L’UE boccia il "modello Albania": Sistema fuori dalla legalità
La Corte di Giustizia UE smonta il protocollo Italia-Albania: la designazione di un Paese sicuro richiede garanzie chiare e controlli effettivi, non presunzioni automatiche.

La Corte di Giustizia dell'Unione Europea ha assestato un colpo decisivo al cosiddetto "modello Albania" del governo italiano. Con una sentenza diffusa oggi, la Corte stabilisce in modo inequivocabile che uno Stato membro non può designare un "Paese di origine sicuro" senza un controllo giurisdizionale effettivo. La decisione invalida la base giuridica su cui si fondava l'accordo, rendendo il protocollo incompatibile con il diritto europeo.
La sentenza colpisce direttamente l'asse portante dell'intero sistema: la possibilità di processare le richieste di asilo in procedura accelerata, basandosi su una presunzione automatica di sicurezza del Paese terzo. Secondo i giudici europei, questa pratica è illegittima, specialmente se il Paese in questione non offre protezione a tutta la popolazione senza eccezioni.
"Un sistema costruito su basi giuridiche incompatibili"
Per il Tavolo Asilo e Immigrazione (TAI), la pronuncia è "dirompente" e "smentisce radicalmente la linea del governo". Già prima dell'accordo, il TAI aveva messo in guardia sulle criticità del protocollo. Ora, alla luce della sentenza, la richiesta è perentoria: il governo deve non solo abbandonare il piano, ma non riattivarlo in futuro.

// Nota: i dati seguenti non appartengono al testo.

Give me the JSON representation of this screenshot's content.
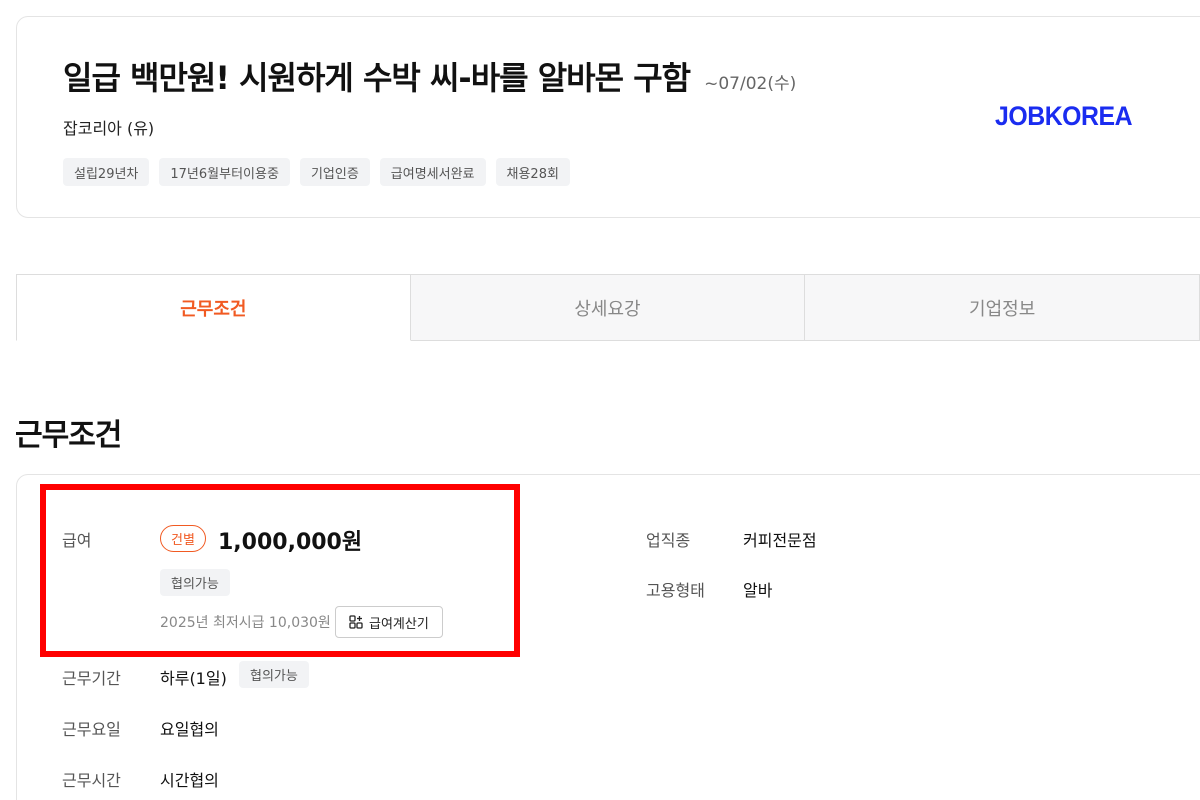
{
  "header": {
    "title": "일급 백만원! 시원하게 수박 씨-바를 알바몬 구함",
    "deadline": "~07/02(수)",
    "company": "잡코리아 (유)",
    "logo_text": "JOBKOREA",
    "tags": [
      "설립29년차",
      "17년6월부터이용중",
      "기업인증",
      "급여명세서완료",
      "채용28회"
    ]
  },
  "tabs": [
    {
      "label": "근무조건",
      "active": true
    },
    {
      "label": "상세요강",
      "active": false
    },
    {
      "label": "기업정보",
      "active": false
    }
  ],
  "section": {
    "title": "근무조건"
  },
  "conditions": {
    "salary": {
      "label": "급여",
      "pay_type": "건별",
      "amount": "1,000,000원",
      "negotiable": "협의가능",
      "min_wage": "2025년 최저시급 10,030원",
      "calc_button": "급여계산기"
    },
    "period": {
      "label": "근무기간",
      "value": "하루(1일)",
      "negotiable": "협의가능"
    },
    "days": {
      "label": "근무요일",
      "value": "요일협의"
    },
    "hours": {
      "label": "근무시간",
      "value": "시간협의"
    },
    "industry": {
      "label": "업직종",
      "value": "커피전문점"
    },
    "employment": {
      "label": "고용형태",
      "value": "알바"
    }
  },
  "colors": {
    "accent": "#f15a22",
    "logo": "#1a2cf0",
    "highlight": "#ff0000"
  }
}
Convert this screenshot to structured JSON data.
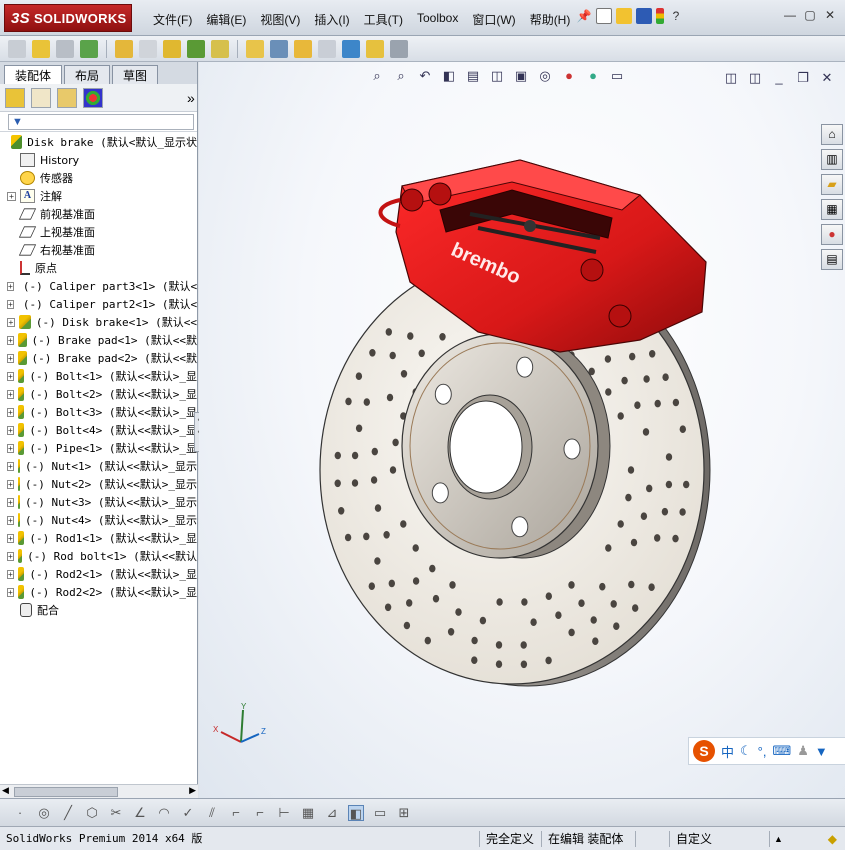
{
  "app": {
    "logo_ds": "3S",
    "logo_text": "SOLIDWORKS",
    "menus": [
      "文件(F)",
      "编辑(E)",
      "视图(V)",
      "插入(I)",
      "工具(T)",
      "Toolbox",
      "窗口(W)",
      "帮助(H)"
    ]
  },
  "panel": {
    "tabs": [
      "装配体",
      "布局",
      "草图"
    ],
    "active_tab": "装配体",
    "filter_placeholder": ""
  },
  "tree": {
    "root": "Disk brake (默认<默认_显示状",
    "fixed": [
      {
        "label": "History",
        "icon": "history-icon"
      },
      {
        "label": "传感器",
        "icon": "sensor-icon"
      },
      {
        "label": "注解",
        "icon": "annotation-icon",
        "expandable": true
      },
      {
        "label": "前视基准面",
        "icon": "plane-icon"
      },
      {
        "label": "上视基准面",
        "icon": "plane-icon"
      },
      {
        "label": "右视基准面",
        "icon": "plane-icon"
      },
      {
        "label": "原点",
        "icon": "origin-icon"
      }
    ],
    "components": [
      "(-) Caliper part3<1> (默认<",
      "(-) Caliper part2<1> (默认<",
      "(-) Disk brake<1> (默认<<",
      "(-) Brake pad<1> (默认<<默",
      "(-) Brake pad<2> (默认<<默",
      "(-) Bolt<1> (默认<<默认>_显",
      "(-) Bolt<2> (默认<<默认>_显",
      "(-) Bolt<3> (默认<<默认>_显",
      "(-) Bolt<4> (默认<<默认>_显",
      "(-) Pipe<1> (默认<<默认>_显",
      "(-) Nut<1> (默认<<默认>_显示",
      "(-) Nut<2> (默认<<默认>_显示",
      "(-) Nut<3> (默认<<默认>_显示",
      "(-) Nut<4> (默认<<默认>_显示",
      "(-) Rod1<1> (默认<<默认>_显",
      "(-) Rod bolt<1> (默认<<默认",
      "(-) Rod2<1> (默认<<默认>_显",
      "(-) Rod2<2> (默认<<默认>_显"
    ],
    "mates": "配合"
  },
  "viewport": {
    "caliper_brand": "brembo",
    "triad": {
      "x": "X",
      "y": "Y",
      "z": "Z"
    }
  },
  "ime": {
    "logo": "S",
    "mode": "中",
    "icons": [
      "moon-icon",
      "punctuation-icon",
      "keyboard-icon",
      "user-icon",
      "shirt-icon"
    ]
  },
  "status": {
    "product": "SolidWorks Premium 2014 x64 版",
    "state": "完全定义",
    "mode": "在编辑 装配体",
    "units": "自定义"
  },
  "colors": {
    "caliper": "#d81818",
    "disc": "#f4f1ec",
    "hub": "#d9d4cb",
    "accent": "#c62828"
  }
}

"Non è più possibile usare atti legislativi opachi e privi di fonti verificabili per giustificare il respingimento veloce delle domande di protezione," si legge nel comunicato del TAI. "E non è ammissibile trattare come ‘sicuro’ un Paese che non offre garanzie a tutte le persone."
Il rischio di nuove violazioni
La sentenza rende evidente che qualsiasi riattivazione del protocollo comporterebbe "gravi violazioni" e un elevato rischio di annullamento da parte dei tribunali nazionali. La Corte ha di fatto demolito l'architettura giuridica del modello, rendendo difficile per l'esecutivo la solita strategia di "piegare le sentenze al proprio racconto".
Il TAI sottolinea inoltre che la seconda fase del "modello Albania", che prevede i trasferimenti direttamente dai Centri di permanenza per il rimpatrio (CPR), è anch'essa oggetto di una questione pregiudiziale alla Corte di Giustizia. "Anche questo nuovo modello è stato oggetto di molteplici censure giudiziali ed è incompatibile con i diritti umani," conclude il comunicato, ribadendo la necessità di dismettere immediatamente l'intero sistema.